Sam se agachó para examinar al muchacho.
– Spinnelli me ha pedido que viniera. La víctima lleva muerta por lo menos diez horas. No hay heridas ni traumatismos evidentes… salvo…
Reed se colocó a la izquierda de Sam; Mia, a la derecha.
– ¿Salvo qué? -preguntó Mia.
– Esto. -Sam levantó la mano del muchacho-. Tiene un corte en el pulgar, y es reciente.
– ¿Reciente de antes de muerto o reciente de después de muerto?
– De antes. De justo antes. -Sam miró al muchacho-. Déjame ver el historial. -Mia se lo pasó y Sam lo leyó por encima-. Gozaba de buena salud. Ni problemas cardíacos ni asma.
– Solo un pequeño corte -musitó Mia-. ¿Dónde está la sangre?
– Hay una mancha en la manta -dijo el técnico de la CSU-. Justo en el borde.
– A media altura de la cama -señaló Mia-, como si hubiera estado sentado y se lo hubiera limpiado. ¿Ves un cuchillo por algún lado?
El técnico meneó la cabeza.
– Tal vez lo tenga debajo.
– ¿Has terminado con las fotos? -le preguntó Sam-. En ese caso, vamos a darle la vuelta. Con suavidad. -Sam y Reed levantaron el cadáver y Mia resopló.
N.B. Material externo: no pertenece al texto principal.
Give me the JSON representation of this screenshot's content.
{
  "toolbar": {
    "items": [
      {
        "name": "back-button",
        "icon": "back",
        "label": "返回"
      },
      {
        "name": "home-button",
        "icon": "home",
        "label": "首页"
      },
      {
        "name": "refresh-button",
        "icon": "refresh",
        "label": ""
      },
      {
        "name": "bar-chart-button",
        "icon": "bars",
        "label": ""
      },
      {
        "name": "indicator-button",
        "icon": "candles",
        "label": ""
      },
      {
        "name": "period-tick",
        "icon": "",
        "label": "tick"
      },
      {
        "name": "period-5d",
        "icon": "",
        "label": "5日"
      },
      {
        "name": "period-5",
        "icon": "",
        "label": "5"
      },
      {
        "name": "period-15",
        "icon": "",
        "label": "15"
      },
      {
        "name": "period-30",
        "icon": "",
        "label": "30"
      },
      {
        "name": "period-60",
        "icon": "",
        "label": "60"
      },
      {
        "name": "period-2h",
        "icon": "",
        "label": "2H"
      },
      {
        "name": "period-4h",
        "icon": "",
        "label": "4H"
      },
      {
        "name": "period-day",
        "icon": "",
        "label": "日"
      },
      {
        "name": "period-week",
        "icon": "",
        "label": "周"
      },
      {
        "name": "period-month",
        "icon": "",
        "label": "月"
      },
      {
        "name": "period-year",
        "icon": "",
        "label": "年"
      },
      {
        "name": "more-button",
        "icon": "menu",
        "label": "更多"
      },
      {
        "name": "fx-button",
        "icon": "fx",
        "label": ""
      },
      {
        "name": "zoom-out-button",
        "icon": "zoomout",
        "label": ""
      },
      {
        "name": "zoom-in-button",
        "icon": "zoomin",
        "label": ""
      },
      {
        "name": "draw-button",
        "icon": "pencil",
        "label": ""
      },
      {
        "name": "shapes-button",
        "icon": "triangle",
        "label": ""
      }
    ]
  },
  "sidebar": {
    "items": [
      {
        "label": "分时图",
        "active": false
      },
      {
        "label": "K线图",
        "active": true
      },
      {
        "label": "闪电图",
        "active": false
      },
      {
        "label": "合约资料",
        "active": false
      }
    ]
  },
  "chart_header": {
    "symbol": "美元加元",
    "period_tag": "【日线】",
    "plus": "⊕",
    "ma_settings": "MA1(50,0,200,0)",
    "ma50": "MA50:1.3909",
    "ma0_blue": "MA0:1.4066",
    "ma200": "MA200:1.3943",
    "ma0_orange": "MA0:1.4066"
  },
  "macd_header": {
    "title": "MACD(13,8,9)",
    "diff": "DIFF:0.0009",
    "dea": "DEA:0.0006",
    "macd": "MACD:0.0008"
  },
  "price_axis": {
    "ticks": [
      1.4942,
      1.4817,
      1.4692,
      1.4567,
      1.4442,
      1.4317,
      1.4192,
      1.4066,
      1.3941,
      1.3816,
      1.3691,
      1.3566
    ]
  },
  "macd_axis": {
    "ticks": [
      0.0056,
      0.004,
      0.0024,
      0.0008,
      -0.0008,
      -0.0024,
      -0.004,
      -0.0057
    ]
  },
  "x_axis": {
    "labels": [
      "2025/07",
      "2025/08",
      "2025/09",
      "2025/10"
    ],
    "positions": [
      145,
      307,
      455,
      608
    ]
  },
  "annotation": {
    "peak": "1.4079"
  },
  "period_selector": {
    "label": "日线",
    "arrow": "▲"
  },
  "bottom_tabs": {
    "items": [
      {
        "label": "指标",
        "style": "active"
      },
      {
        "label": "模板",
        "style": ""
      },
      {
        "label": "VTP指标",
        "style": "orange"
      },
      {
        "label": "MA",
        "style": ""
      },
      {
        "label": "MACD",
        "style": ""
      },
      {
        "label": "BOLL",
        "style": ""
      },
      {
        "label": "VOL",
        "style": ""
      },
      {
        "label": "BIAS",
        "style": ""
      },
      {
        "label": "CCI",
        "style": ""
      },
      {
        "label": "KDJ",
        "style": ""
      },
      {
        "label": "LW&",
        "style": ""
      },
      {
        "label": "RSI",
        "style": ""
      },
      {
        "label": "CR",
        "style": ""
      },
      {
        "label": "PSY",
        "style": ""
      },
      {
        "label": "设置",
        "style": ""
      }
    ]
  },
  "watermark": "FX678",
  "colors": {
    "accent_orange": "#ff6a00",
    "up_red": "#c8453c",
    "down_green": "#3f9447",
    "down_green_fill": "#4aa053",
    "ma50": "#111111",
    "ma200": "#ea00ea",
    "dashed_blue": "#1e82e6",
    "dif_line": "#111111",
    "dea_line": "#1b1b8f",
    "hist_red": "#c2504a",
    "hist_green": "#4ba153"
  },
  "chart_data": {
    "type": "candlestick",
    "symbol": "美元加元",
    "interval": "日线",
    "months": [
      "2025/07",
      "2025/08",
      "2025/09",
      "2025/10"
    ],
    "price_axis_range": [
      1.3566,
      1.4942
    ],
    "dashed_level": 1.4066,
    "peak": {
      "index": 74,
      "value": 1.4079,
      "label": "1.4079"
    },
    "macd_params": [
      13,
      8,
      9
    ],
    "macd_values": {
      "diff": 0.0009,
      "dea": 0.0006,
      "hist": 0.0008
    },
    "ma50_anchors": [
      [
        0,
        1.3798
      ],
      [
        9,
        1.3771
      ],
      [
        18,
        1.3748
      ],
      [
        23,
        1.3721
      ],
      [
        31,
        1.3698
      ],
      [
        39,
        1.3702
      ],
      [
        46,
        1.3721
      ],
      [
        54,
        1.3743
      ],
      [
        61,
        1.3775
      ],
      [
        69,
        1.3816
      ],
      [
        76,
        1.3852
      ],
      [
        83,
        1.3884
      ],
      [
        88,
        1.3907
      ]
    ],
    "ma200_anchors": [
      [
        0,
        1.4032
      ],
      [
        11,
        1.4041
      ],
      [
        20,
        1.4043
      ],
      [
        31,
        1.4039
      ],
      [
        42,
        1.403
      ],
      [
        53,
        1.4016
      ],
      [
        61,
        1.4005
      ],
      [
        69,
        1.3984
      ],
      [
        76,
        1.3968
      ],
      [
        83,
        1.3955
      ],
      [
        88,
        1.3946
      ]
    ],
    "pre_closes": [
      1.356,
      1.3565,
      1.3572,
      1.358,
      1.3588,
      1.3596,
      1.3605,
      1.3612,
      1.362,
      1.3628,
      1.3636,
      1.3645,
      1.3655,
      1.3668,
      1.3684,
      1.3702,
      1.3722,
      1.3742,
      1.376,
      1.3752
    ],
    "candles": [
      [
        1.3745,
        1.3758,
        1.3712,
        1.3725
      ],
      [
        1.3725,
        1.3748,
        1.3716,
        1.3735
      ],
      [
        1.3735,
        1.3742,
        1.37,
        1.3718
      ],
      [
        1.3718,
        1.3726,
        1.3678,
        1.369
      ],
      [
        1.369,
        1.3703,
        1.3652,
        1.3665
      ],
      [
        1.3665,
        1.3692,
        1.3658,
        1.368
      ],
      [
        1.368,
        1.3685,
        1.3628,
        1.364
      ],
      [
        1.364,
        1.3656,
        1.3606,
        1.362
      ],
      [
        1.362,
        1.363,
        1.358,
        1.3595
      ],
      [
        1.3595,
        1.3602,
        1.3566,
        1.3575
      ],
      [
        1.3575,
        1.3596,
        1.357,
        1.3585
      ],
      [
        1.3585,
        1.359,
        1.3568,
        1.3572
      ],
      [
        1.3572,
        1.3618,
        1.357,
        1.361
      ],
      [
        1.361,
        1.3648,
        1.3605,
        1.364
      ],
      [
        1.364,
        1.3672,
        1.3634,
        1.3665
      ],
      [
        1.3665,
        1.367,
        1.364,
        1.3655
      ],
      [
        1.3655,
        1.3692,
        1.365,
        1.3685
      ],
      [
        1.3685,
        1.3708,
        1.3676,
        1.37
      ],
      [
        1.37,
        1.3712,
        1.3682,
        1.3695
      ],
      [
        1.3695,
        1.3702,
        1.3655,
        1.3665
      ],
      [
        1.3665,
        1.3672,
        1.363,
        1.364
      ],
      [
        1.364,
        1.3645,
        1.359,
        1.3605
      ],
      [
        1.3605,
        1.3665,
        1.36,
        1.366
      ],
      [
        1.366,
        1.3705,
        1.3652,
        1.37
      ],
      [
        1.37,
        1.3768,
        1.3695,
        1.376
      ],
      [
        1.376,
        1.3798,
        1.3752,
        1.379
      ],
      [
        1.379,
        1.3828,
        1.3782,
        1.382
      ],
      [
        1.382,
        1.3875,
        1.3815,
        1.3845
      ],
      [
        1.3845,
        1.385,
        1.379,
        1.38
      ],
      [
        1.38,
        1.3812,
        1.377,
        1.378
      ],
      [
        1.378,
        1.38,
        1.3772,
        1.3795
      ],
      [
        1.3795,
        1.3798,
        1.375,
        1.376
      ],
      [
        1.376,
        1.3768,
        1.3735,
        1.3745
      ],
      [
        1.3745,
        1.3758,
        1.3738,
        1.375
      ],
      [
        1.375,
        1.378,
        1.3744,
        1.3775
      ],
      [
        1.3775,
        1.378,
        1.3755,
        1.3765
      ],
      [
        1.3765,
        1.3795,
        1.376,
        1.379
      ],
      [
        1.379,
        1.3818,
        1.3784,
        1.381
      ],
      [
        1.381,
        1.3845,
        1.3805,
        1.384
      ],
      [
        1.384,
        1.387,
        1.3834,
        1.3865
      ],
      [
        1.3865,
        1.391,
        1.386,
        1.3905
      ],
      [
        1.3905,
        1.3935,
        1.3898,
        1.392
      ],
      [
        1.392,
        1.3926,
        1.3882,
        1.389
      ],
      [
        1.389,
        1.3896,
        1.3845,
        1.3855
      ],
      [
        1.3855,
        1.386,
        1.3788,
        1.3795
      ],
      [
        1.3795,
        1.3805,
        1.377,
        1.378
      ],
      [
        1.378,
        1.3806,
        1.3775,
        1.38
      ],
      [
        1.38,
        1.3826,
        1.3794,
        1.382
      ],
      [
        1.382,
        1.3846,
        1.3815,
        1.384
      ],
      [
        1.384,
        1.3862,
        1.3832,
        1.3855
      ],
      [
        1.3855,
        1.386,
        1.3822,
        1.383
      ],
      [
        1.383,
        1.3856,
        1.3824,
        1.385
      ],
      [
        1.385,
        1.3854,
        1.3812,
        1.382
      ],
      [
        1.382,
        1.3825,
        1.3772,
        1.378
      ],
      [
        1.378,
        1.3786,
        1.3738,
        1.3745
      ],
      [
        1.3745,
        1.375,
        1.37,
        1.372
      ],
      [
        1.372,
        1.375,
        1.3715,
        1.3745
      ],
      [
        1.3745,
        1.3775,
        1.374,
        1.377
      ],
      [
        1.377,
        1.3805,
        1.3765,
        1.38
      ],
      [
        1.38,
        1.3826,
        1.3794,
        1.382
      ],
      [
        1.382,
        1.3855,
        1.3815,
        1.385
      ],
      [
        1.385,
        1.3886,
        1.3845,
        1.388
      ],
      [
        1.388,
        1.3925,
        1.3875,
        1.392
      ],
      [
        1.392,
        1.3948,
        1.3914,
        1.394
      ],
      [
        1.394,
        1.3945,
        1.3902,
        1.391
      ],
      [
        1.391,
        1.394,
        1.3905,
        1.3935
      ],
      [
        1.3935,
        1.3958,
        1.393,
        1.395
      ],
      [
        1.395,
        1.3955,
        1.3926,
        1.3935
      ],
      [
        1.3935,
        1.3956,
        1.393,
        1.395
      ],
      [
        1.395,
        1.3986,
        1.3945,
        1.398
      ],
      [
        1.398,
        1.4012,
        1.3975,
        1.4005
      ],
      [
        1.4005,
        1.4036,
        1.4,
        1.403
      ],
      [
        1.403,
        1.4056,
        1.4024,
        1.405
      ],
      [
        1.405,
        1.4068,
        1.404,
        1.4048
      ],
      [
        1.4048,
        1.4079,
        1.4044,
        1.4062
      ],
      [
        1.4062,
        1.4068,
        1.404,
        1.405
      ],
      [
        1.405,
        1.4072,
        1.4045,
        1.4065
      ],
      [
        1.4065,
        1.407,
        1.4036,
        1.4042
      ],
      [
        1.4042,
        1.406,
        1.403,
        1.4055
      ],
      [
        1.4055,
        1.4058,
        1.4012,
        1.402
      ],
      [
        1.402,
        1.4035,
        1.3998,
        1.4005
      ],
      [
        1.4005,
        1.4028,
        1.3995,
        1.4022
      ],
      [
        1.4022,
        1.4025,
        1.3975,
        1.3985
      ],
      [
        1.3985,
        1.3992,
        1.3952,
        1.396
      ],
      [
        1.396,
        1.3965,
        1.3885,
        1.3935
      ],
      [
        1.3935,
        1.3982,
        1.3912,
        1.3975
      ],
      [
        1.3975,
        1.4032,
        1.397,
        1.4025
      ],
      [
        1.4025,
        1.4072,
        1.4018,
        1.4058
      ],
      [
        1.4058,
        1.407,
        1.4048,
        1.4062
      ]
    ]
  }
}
– Ahí está -dijo-. Una navaja abierta. -Descansaba plana sobre la cama.
– No la toque -espetó Sam cuando Mia deslizó su mano enguantada bajo el cadáver-. Si es lo que creo, aconsejo que no la toque.
Mia enarcó las cejas.
– ¿Veneno?
– Ajá. -Sam se agachó e iluminó con una linterna la espalda desnuda del muchacho-. Por el amoratamiento y el tipo de herida, yo diría que estaba tumbado sobre la empuñadura de la navaja antes de morir.
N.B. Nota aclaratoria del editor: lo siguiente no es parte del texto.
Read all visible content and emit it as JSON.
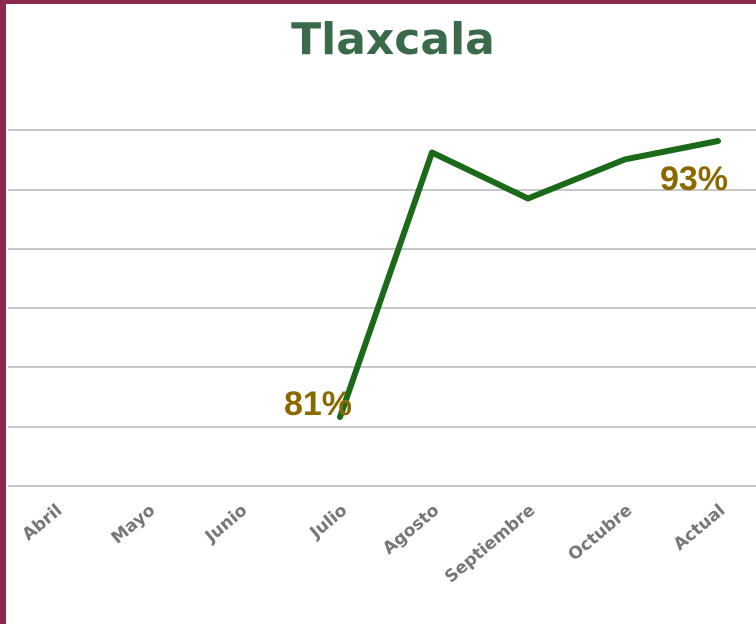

– Cayó sobre ella -dijo pensativamente Mia-. ¿De dónde pudo sacar Jeff una navaja?
– ¿Del mismo lugar que Manny sacó las cerillas? -propuso Reed.
– Puede que, después de todo, Manny estuviera diciendo la verdad. ¿Habéis analizado esas cerillas?
Reed negó con la cabeza.
– No, pero ahora sí quiero hacerlo.
Sam miró a Reed y luego a Mia.
– Creéis que les pusieron una trampa.
– Sí. -Reed asintió y se volvió hacia Secrest, que estaba observando la escena desde la puerta-. ¿Todavía tiene las cerillas que encontró en el cuarto de Manny?
Secrest asintió.
– En mi despacho. Iré a buscarlas.
Mia levantó una mano.
– Un momento, señor Secrest. ¿Quiénes eran los chicos del grupo de Jeff? ¿Los que compartían el turno de ducha?
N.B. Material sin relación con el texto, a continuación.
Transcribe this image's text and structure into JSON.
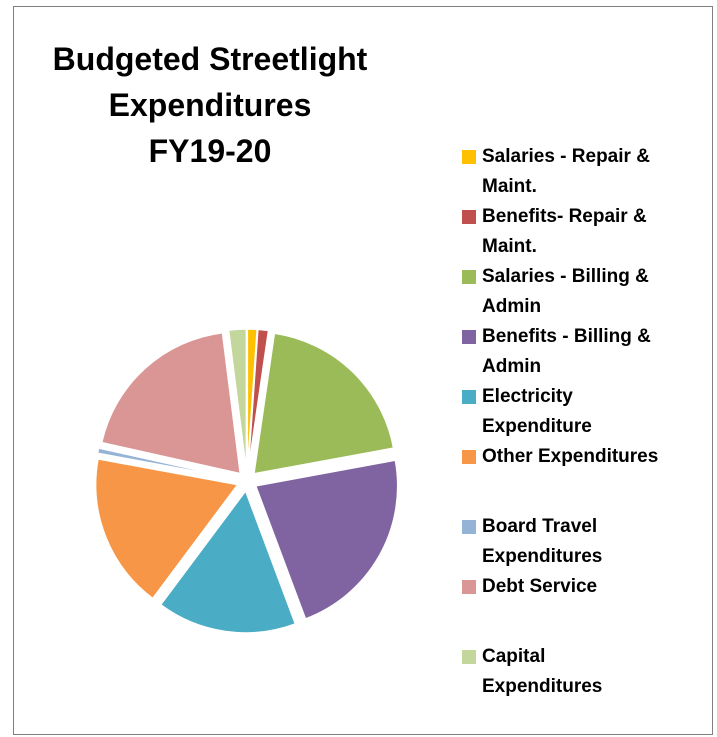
{
  "chart_data": {
    "type": "pie",
    "title_lines": [
      "Budgeted Streetlight",
      "Expenditures",
      "FY19-20"
    ],
    "legend_position": "right",
    "series": [
      {
        "name": "Salaries - Repair & Maint.",
        "value": 1.1,
        "color": "#ffc000"
      },
      {
        "name": "Benefits- Repair & Maint.",
        "value": 1.2,
        "color": "#c0504d"
      },
      {
        "name": "Salaries - Billing & Admin",
        "value": 19.8,
        "color": "#9bbb59"
      },
      {
        "name": "Benefits - Billing & Admin",
        "value": 22.2,
        "color": "#8064a2"
      },
      {
        "name": "Electricity Expenditure",
        "value": 15.9,
        "color": "#4bacc6"
      },
      {
        "name": "Other Expenditures",
        "value": 17.7,
        "color": "#f79646"
      },
      {
        "name": "Board Travel Expenditures",
        "value": 0.6,
        "color": "#95b3d7"
      },
      {
        "name": "Debt Service",
        "value": 19.5,
        "color": "#d99694"
      },
      {
        "name": "Capital Expenditures",
        "value": 2.0,
        "color": "#c3d69b"
      }
    ],
    "legend_lines": [
      [
        "Salaries - Repair &",
        "Maint."
      ],
      [
        "Benefits- Repair &",
        "Maint."
      ],
      [
        "Salaries - Billing &",
        "Admin"
      ],
      [
        "Benefits - Billing &",
        "Admin"
      ],
      [
        "Electricity",
        "Expenditure"
      ],
      [
        "Other Expenditures"
      ],
      [
        "Board Travel",
        "Expenditures"
      ],
      [
        "Debt Service"
      ],
      [
        "Capital",
        "Expenditures"
      ]
    ]
  }
}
– Jeff, Manny, Regis, Hunt y Thaddeus Lewin. Los chicos llaman a Thad «mariquita». -Incómodo, Secrest contrajo el rostro-. Thad fue trasladado a la enfermería la noche de Acción de Gracias.
– ¿Por qué? -preguntó Mia.
– Se quejaba de que le dolía la barriga -explicó la enfermera-, pero en realidad le habían agredido.
Secrest se apartó para que la enfermera pudiera pasar. Contempló a Jeff con una extraña mezcla de desdén y satisfacción que sorprendió a Reed.
– ¿Agredido de qué manera? -preguntó, y la mujer levantó la vista y lo miró.